Image for - Enhancement of DVB-S2 Network Stability and Performance for Mobile User Groups
Fig. 4:Performance of codes rates over AWGN channel for 16 APSK

Image for - Enhancement of DVB-S2 Network Stability and Performance for Mobile User Groups
Fig. 5:Performance of codes rates over AWGN channel for 32 APSK

The DVB-S2 supports multiple streams of mobile applications in audio, video and data which are compatible with Moving Picture Expert Group (MPEG), MPEG2 and MPEG4.

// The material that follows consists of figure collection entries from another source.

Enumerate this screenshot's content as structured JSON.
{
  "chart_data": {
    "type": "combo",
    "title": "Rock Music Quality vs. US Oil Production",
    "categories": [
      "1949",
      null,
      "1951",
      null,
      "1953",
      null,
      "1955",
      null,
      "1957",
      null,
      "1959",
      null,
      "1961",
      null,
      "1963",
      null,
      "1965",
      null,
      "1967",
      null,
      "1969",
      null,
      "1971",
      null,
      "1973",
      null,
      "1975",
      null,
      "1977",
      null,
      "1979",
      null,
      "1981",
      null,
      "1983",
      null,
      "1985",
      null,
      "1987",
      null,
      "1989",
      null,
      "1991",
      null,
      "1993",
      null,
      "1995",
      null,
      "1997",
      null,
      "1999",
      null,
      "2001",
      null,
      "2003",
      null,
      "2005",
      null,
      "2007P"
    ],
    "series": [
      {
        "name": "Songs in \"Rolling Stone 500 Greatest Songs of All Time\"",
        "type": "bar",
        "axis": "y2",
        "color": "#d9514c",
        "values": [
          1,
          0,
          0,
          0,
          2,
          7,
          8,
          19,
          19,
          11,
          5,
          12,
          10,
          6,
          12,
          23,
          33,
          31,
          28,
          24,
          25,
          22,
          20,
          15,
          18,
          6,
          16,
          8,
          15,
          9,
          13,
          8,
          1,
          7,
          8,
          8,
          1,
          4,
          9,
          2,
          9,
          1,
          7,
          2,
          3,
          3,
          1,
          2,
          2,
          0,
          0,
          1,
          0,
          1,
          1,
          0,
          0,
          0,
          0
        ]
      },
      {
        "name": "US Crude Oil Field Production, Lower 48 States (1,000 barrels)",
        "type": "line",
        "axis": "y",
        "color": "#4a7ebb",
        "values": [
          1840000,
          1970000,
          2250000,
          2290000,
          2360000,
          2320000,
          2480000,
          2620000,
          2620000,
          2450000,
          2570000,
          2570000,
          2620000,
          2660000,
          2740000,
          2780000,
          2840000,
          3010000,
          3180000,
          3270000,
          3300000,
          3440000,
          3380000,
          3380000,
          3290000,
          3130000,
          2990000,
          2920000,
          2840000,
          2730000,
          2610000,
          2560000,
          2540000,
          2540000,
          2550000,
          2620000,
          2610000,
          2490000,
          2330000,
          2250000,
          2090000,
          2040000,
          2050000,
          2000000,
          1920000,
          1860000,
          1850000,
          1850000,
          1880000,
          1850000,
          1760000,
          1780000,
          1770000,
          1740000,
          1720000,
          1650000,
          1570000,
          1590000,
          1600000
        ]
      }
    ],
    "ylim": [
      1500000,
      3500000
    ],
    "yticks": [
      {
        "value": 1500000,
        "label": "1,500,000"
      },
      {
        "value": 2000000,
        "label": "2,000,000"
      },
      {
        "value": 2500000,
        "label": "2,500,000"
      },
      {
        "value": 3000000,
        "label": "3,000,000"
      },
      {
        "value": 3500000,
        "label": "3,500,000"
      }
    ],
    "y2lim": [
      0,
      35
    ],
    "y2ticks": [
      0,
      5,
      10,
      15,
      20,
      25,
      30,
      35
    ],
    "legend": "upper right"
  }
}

This study described the basic technical features and principles of the DVB-S2 system for mobility platforms. However, careful study of the background and architecture of DVB-S2 and its functionalities in mobility environment allowed to draw the following conclusions:

•  Adaptive Coding Modulation (ACM) helped to improve the efficiency of transmission for mobile users by switching modulation schemes according to link conditions. But, Multiple Access scheme of DVB-S2 helped in mobile environment where switching of satellite transponders needed
Synchronization of transceiver and receiver was much easier due to the absence of overhead
Time inter-leaver and FEC of DVB-S2 prevented the signal blockage issues that are common in mobility environment
Bit Error Rate (BER) performances of Forward Error Correction (FEC) showed significant increase of spectrum and reduction of delay in transmission
DVB-S2 is fully flexible standard that can be adapted and used in several network architectures which could be deployed in future for long term perspective

The proposed model can be tested to determine the accuracy of approach in different communication applications. Also, depending on the results, further improvements can be made to it.